We've always been pleased with Yale's Diabetic program. But today it was clear that they were making some changes in the way they were running things that I'm not sure were for the best. Sure, they were getting down to business making sure paperwork was complete and that all their T's were crossed. But in the process they made us feel like crap. And as a result I left thinking maybe it was time to find a new endocrinologist. I know doctors are busy and they have all sorts of things to worry about like lawsuits and insurance and paperwork but I always thought their first priority was supposed to be their patients. I don't feel like that so much anymore. I feel more like something on an assembly line. The quicker they process us the better. Except that it's not better for me. It's only better for them and since when did medicine become more about the doctor than the patient? Maybe Katie is silly and maybe she doesn't always collect the copay upfront, but I think everyone up there at Yale could learn a lesson or two from her. And I really hope she's there next time because if she's not I don't think we'll go back. Come back Katie! We need you and so does the Yale Pediatric Diabetes Team!

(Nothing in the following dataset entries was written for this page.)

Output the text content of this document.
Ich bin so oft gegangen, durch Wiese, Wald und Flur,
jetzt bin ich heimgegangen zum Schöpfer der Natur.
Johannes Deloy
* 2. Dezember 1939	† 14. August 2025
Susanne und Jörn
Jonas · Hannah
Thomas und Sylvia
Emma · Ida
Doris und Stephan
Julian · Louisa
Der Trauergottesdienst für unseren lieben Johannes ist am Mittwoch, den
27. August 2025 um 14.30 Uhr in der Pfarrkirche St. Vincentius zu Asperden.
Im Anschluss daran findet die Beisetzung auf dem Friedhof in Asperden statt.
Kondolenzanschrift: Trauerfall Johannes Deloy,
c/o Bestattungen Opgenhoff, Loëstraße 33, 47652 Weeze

posted by Shana  # 9:15 PM

Comments:
I've never been a big fan of doctor's offices myself... it means so much to find one where you feel comfortable. Hope Katie comes back soon. And I'll betcha Hunter's A1c will be below 7 next time, too. You show 'em, Shana!

 

I think you ought to let them know what you think of the changes. Send a letter, maybe even a copy of this post.
I hope Katie's there next time you go in!
Good job on achieving your A1c goal! Don't let them take away any satisfaction at that accomplishment.

 

"And I wanted to give him the finger right then"

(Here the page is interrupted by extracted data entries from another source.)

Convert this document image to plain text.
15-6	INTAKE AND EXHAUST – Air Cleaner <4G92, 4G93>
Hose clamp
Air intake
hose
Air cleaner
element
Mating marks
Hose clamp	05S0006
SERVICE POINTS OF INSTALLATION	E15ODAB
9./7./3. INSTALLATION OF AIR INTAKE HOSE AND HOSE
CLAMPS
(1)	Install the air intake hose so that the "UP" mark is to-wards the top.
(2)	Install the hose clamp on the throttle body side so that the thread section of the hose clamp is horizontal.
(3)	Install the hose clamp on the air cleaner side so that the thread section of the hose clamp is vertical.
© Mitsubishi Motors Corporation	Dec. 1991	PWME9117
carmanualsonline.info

I wish you had. Promise you'll do it next time, if you get a chance. I seriously think some doctors (specialists, in particular) are so smug and condescending, it would do them some good to get some honest feedback. Like a "[censored] you" every now and then. Don't get me wrong, there are lots of good ones out there (I live with one. Hi Sweetie!). But I'm sick of the pompous punks! Shape up, Yale!

 

So frustrating to deal with doctors sometimes!

I am new to this whole "diabetes thing", since my son (age 11) was only diagnosed last November (his A1C at diagnosis was 14!!).

Diabetes is a lot of work! I'm glad Hunter was proud of himself!